I have a qubit |ψ⟩ and I want it to measure in bell states. My procedure is now

to calculate the transformation matrix U=Σ|i⟩⟨b_i| where |i⟩ is the computation basis and ⟨b_i| are the bell states. It works so far.
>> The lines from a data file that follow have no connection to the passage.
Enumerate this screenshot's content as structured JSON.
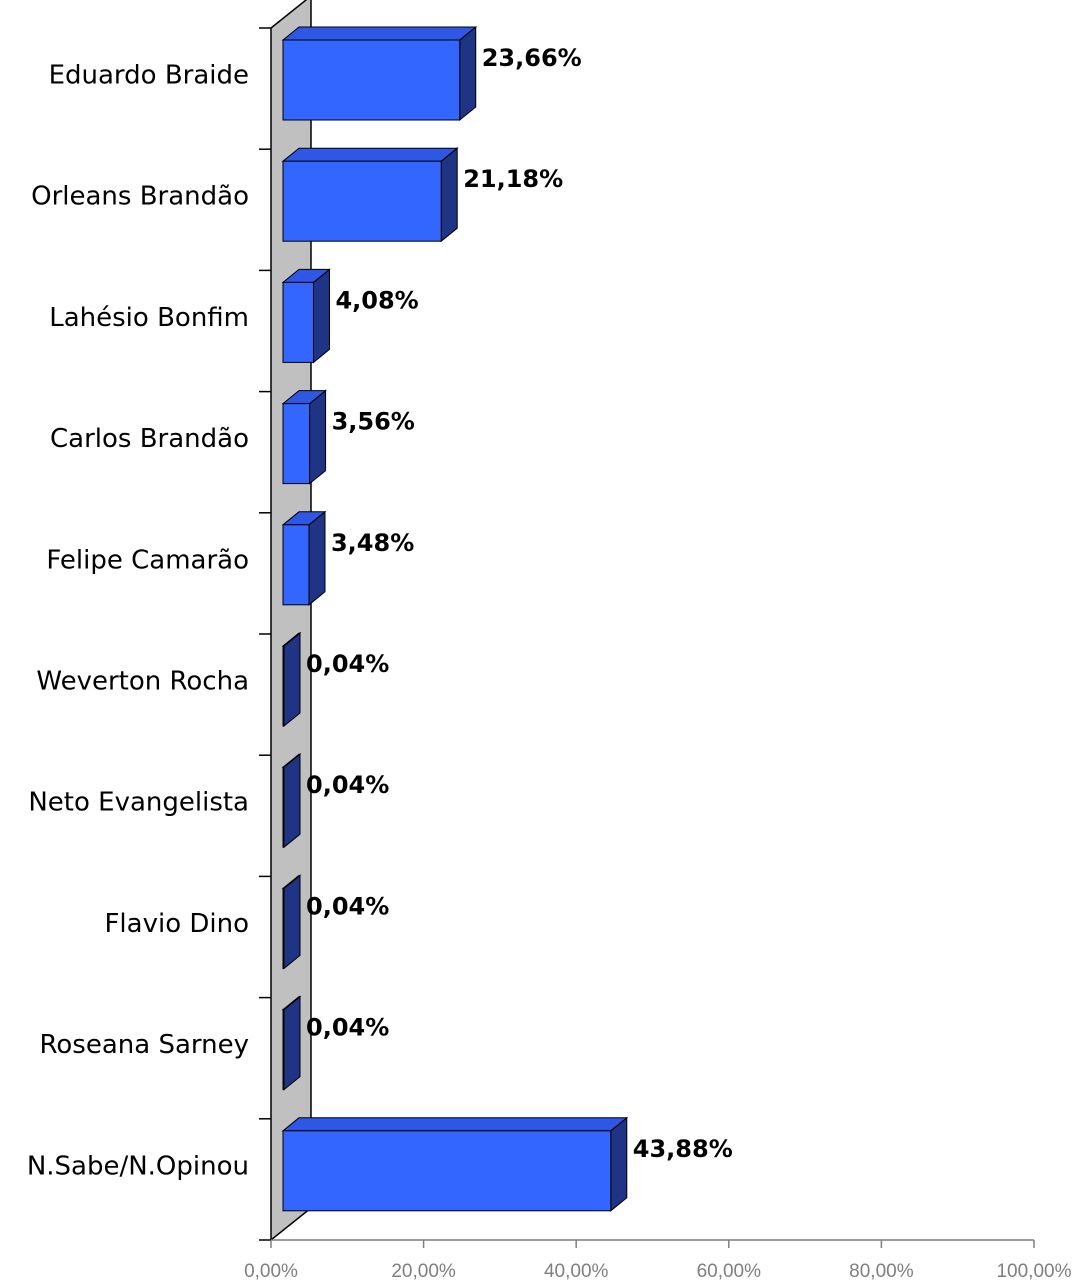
{
  "chart_data": {
    "type": "bar",
    "orientation": "horizontal",
    "style": "3d",
    "categories": [
      "Eduardo Braide",
      "Orleans Brandão",
      "Lahésio Bonfim",
      "Carlos Brandão",
      "Felipe Camarão",
      "Weverton Rocha",
      "Neto Evangelista",
      "Flavio Dino",
      "Roseana Sarney",
      "N.Sabe/N.Opinou"
    ],
    "values": [
      23.66,
      21.18,
      4.08,
      3.56,
      3.48,
      0.04,
      0.04,
      0.04,
      0.04,
      43.88
    ],
    "value_labels": [
      "23,66%",
      "21,18%",
      "4,08%",
      "3,56%",
      "3,48%",
      "0,04%",
      "0,04%",
      "0,04%",
      "0,04%",
      "43,88%"
    ],
    "xlim": [
      0,
      100
    ],
    "xticks": [
      0,
      20,
      40,
      60,
      80,
      100
    ],
    "xtick_labels": [
      "0,00%",
      "20,00%",
      "40,00%",
      "60,00%",
      "80,00%",
      "100,00%"
    ],
    "title": "",
    "xlabel": "",
    "ylabel": "",
    "grid": false,
    "legend": "none",
    "colors": {
      "bar_front": "#3366FF",
      "bar_top": "#2E57E6",
      "bar_side": "#1F3484",
      "wall": "#C0C0C0",
      "axis": "#000000",
      "tick_text": "#7F7F7F"
    }
  }
}
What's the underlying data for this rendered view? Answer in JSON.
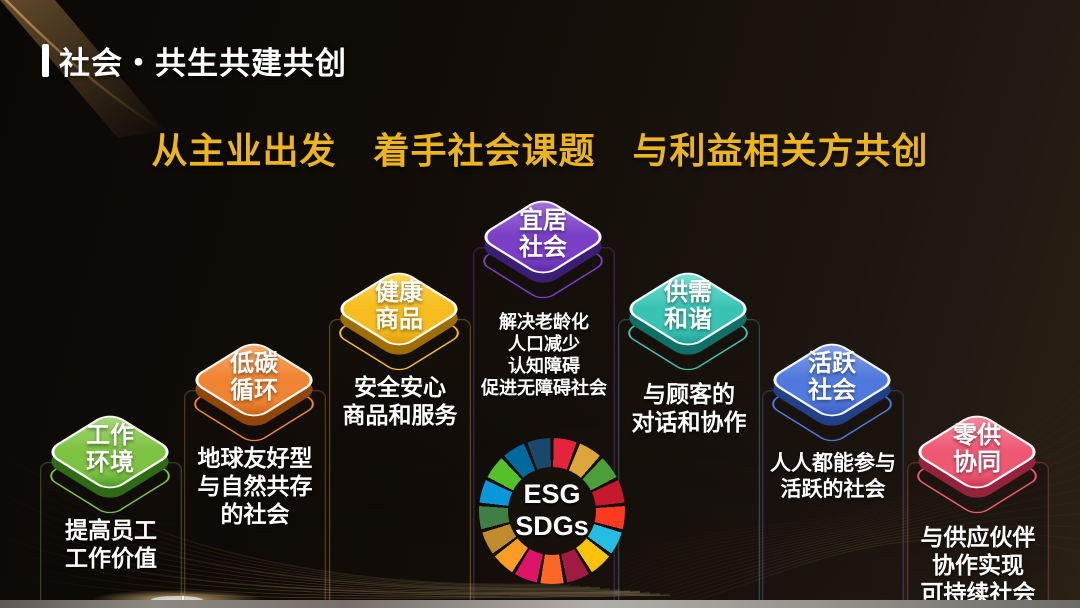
{
  "slide": {
    "title": "社会・共生共建共创",
    "subtitle": "从主业出发　着手社会课题　与利益相关方共创",
    "accent_gold": "#ECB51D"
  },
  "podiums": [
    {
      "id": "work-environment",
      "label": "工作\n环境",
      "desc": "提高员工\n工作价值",
      "light": "#A9D97E",
      "main": "#7DC242",
      "dark": "#3F8F1F"
    },
    {
      "id": "low-carbon-cycle",
      "label": "低碳\n循环",
      "desc": "地球友好型\n与自然共存\n的社会",
      "light": "#F9B072",
      "main": "#F08432",
      "dark": "#C05E0A"
    },
    {
      "id": "healthy-products",
      "label": "健康\n商品",
      "desc": "安全安心\n商品和服务",
      "light": "#FFD95A",
      "main": "#F7BC1E",
      "dark": "#D39200"
    },
    {
      "id": "livable-society",
      "label": "宜居\n社会",
      "desc": "解决老龄化\n人口减少\n认知障碍\n促进无障碍社会",
      "light": "#A578E0",
      "main": "#7A3FC6",
      "dark": "#50279B"
    },
    {
      "id": "supply-demand-harmony",
      "label": "供需\n和谐",
      "desc": "与顾客的\n对话和协作",
      "light": "#7FE3D6",
      "main": "#38C3B3",
      "dark": "#149588"
    },
    {
      "id": "active-society",
      "label": "活跃\n社会",
      "desc": "人人都能参与\n活跃的社会",
      "light": "#88A6EC",
      "main": "#4F79DC",
      "dark": "#2E55B4"
    },
    {
      "id": "retail-supplier-collab",
      "label": "零供\n协同",
      "desc": "与供应伙伴\n协作实现\n可持续社会",
      "light": "#F78CA0",
      "main": "#EE5873",
      "dark": "#C52E4D"
    }
  ],
  "esg_wheel": {
    "line1": "ESG",
    "line2": "SDGs",
    "sdg_colors": [
      "#E5243B",
      "#DDA63A",
      "#4C9F38",
      "#C5192D",
      "#FF3A21",
      "#26BDE2",
      "#FCC30B",
      "#A21942",
      "#FD6925",
      "#DD1367",
      "#FD9D24",
      "#BF8B2E",
      "#3F7E44",
      "#0A97D9",
      "#56C02B",
      "#00689D",
      "#19486A"
    ]
  }
}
The code in Yao.jl

```
function getFreq(r, shots, state_nr)
statistics = zeros(Int64, state_nr)
for i in eachindex(r) statistics[r[i].buf + 1] += 1 end
statistics/shots
end
# we define Σ|i⟩⟨b_i| where b_i is bell state
function defOperator()
ϕ⁺ = Array(1/sqrt(2)*[1.0+0.0im,0,0,1])
ϕ⁻ = Array(1/sqrt(2)*[1.0+0.0im,0,0,-1])
Ψ⁺ = Array(1/sqrt(2)*[0,1.0+0.0im,1,0])
Ψ⁻ = Array(1/sqrt(2)*[0,1.0+0.0im,-1,0])
return reshape([ϕ⁺;ϕ⁻;Ψ⁺;Ψ⁻],(4,4))'
end
op = defOperator()
ψ=ComplexF64[4.0, 2.0im,1.0,-2.0im]
Yao.normalize!(ψ)
qubit = Yao.ArrayReg(ψ)
block=GeneralMatrixBlock(op)
circuit = chain(2, block)
results = measure(apply(qubit, circuit), nshots=1000)
# |⟨Φ⁺,ψ⟩|^2=0.4 |⟨Φ⁻,ψ⟩|^2=0.4 |⟨Ψ⁺,ψ⟩|^2=0.1 |⟨Ψ⁻,ψ⟩|^2=0.1
getFreq(results,1000,4)
```

output:

```
0.392
0.401
0.098
0.109
```

How can I achieve the same goal with quantum gates CNOT and other gates(X,Y,Z,H,…)?

Is there no simple way to decompose the unitary matrix in quantum gates?